1) his own affidavit, 2) the affidavit of Sharon McCary, and 3) the affidavit of Wayne Ogrodowski. By his own admission, McLaurin presented these same affidavits in an actual innocence claim in his Amended Petition for post-conviction Relief.

The state court reviewed the information in these three affidavits. McLaurin's affidavit stated that he was playing cards at McCary's home during the night of August 15, 1992, when he received a call from his girlfriend, Dee, asking him to pick her up at a party. Ogrodowski drove McLaurin to the party and dropped him off.

Once at the party, McLaurin went upstairs and saw "Tutu" with a gun standing over Jarrell, who was tied up. McLaurin stated further that he also saw a "big wet spot" around Jarrell, and that Dee threw a match onto Jarrell and that "the room just went up in flames."

In McCary's affidavit, she stated that she was McLaurin's close friend and that on the night of August 15, 1992, McLaurin was playing cards at her house. McCary stated that after 10:00 p.m., McLaurin received a call from "Dee Dee," a woman he was dating. Following the phone call, McLaurin told McCary, "[T]hat dumb bitch, she done got into some shit" and left McCary's house in Ogrodowski's car.

In Ogrodowski's affidavit, he stated that he was pretty good friends with McLaurin and that he recalled dropping McLaurin off near Jarrell's house some night during the summer of 1992.
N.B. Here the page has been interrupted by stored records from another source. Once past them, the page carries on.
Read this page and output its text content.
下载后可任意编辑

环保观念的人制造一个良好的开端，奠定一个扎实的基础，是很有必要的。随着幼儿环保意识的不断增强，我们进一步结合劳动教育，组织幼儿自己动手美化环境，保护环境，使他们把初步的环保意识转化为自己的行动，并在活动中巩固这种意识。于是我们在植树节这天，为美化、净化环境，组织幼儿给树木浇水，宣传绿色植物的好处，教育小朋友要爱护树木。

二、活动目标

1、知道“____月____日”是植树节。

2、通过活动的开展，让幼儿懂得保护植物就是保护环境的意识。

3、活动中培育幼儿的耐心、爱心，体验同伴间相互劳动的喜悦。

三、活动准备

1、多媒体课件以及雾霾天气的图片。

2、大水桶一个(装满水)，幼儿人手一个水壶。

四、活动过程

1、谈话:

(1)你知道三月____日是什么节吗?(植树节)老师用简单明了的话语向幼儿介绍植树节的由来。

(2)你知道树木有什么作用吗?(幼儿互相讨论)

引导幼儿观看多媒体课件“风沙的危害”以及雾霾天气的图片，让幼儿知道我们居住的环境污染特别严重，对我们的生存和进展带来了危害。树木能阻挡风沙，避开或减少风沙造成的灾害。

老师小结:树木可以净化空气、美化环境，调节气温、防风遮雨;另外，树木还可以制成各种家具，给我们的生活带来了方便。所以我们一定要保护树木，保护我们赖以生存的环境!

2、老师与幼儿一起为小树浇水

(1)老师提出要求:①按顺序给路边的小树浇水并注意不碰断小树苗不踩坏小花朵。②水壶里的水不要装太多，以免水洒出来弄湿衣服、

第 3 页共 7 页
After evaluating these affidavits, the state court rejected McLaurin's actual innocence claim:

The evidence presented through the affidavits attached to [McLaurin's] petition is not "new", as his own testimony as well as testimony from McCary and Ogrodowski was available at the time of trial. Further, the evidence is not of such a conclusive character that the result on retrial would be different, as neither McCary nor Ogrodowski indicate any knowledge of what occurred at the scene of the murder. [McLaurin's] own self-serving statement that he did not commit the crime is also far from conclusive of his innocence.

We concur with the state court's findings regarding the three affidavits. These affidavits do not constitute newly discovered evidence, nor are they so compelling that a violation of fundamental fairness embodied in due process would result if McLaurin was not granted a new trial. McLaurin could have called these witnesses or presented these affidavits during his trial but failed to do so. Even if he had, McCary and Ogrodowski's affidavits do not shed light on McLaurin's innocence, but rather support McLaurin's guilt. The affidavits place McLaurin in Jarrell's home during the murder and contradict McLaurin's trial testimony that he did not leave Carolyn's house on August 15, 1992. Therefore, habeas relief is not warranted.


Based on the foregoing analysis, McLaurin's petition for a writ of habeas corpus pursuant to 28 U.S.C. § 2254 is denied.